I came up with the formula $\displaystyle\sum_{r=1}^{2n} (-1)^{r+1}(2r-1)^2=-8n^2$ but I got stuck proving it by induction. Should I use another formula or is it correct and I should continue trying to prove it by induction?
On
Just use the induction and get to $$(4n+1)^2-(4n+3)^2-8n^2=-8(n+1)^2.$$ That is $$(4n+1)^2-(4n+3)^2=-8(n+1)^2+8n^2=-8(2n+1).$$ Which is easy to verify.
On
For $n=1$ we have:
$$1^2 - 3^2 = -8 = -8\cdot1^2$$
Now assume that the statement holds for some n.

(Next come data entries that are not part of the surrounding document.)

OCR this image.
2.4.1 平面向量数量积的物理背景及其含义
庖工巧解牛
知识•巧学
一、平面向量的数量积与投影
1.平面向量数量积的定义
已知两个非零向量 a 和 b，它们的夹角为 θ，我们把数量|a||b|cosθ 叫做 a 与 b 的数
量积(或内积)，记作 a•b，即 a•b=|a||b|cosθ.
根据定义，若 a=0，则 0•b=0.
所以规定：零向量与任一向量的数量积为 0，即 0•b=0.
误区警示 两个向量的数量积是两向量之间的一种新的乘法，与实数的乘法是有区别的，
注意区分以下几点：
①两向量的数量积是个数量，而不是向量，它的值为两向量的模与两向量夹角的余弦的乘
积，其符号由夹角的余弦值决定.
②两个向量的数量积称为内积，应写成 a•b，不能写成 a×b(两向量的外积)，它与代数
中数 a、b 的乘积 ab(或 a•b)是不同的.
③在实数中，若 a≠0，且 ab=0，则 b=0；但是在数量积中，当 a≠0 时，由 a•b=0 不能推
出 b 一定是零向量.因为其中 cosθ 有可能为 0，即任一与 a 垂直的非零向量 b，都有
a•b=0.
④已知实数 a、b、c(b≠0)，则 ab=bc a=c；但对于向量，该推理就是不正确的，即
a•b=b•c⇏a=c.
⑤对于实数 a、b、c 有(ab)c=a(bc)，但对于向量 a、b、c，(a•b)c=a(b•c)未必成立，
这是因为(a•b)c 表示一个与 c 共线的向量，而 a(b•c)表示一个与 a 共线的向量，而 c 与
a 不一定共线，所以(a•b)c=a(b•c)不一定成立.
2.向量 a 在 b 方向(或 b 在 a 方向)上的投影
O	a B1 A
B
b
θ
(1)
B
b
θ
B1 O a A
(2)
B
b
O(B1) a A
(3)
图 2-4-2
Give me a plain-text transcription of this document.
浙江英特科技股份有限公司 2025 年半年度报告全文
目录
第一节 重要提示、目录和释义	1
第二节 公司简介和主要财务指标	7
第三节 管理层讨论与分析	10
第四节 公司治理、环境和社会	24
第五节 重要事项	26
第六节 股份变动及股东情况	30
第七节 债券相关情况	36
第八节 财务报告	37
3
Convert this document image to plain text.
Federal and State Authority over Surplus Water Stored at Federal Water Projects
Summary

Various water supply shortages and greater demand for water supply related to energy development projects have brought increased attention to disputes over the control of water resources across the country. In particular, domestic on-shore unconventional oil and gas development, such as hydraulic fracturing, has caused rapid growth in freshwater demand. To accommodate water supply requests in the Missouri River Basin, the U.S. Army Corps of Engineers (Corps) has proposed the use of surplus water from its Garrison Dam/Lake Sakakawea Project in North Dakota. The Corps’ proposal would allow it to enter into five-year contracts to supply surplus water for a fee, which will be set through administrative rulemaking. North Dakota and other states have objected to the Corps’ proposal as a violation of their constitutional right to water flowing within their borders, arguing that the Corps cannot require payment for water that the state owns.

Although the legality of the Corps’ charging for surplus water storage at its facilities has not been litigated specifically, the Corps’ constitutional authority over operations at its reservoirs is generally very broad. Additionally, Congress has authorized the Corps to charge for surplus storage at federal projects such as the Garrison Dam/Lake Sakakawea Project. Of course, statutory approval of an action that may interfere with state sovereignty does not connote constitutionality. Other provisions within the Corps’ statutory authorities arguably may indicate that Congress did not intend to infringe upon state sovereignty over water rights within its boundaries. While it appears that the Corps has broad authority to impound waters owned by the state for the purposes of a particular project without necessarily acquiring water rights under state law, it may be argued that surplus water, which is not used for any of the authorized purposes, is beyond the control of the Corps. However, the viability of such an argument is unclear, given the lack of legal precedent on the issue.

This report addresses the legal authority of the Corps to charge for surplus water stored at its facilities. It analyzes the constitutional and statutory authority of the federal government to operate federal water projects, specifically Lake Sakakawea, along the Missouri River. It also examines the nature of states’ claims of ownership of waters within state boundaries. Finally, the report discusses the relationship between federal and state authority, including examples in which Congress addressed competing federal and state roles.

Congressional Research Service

Then we have a sum:
$$1^2-3^2+...+ (4n-3)^2 - (4n - 1)^2= -8n^2$$
Adding the next two terms to both sides we get:
\begin{align} &1^2-3^2+...+ (4n-3)^2 - (4n - 1)^2 + (4n + 1)^2 - (4n + 3)^2 \\ &= -8n^2 + (4n + 1)^2 - (4n + 3)^2\\ &=-8n^2+16n^2+8n+1-16n^2-24n-9 \\ &=-8n^2-16n-8 \\ &=-8(n+1)^2 \end{align}
First, show that this is true for $n=1$:
$\sum\limits_{r=1}^{2}(-1)^{r+1}\cdot(2r-1)^2=-8$
Second, assume that this is true for $n$:
$\sum\limits_{r=1}^{2n}(-1)^{r+1}\cdot(2r-1)^2=-8n^2$
Third, prove that this is true for $n+1$:
$\sum\limits_{r=1}^{2(n+1)}(-1)^{r+1}\cdot(2r-1)^2=$
$\color{red}{\sum\limits_{r=1}^{2n}(-1)^{r+1}\cdot(2r-1)^2}+\color{green}{(-1)^{(2n+1)+1}\cdot(2(2n+1)-1)^2}+\color{blue}{(-1)^{(2n+2)+1}\cdot(2(2n+2)-1)^2}=$
$\color{red}{-8n^2}+\color{green}{(-1)^{(2n+1)+1}\cdot(2(2n+1)-1)^2}+\color{blue}{(-1)^{(2n+2)+1}\cdot(2(2n+2)-1)^2}=$
$-8n^2-8(2n+1)=$
$-8(n^2+2n+1)=$
$-8(n+1)^2$
Please note that the assumption is used only in the part marked red.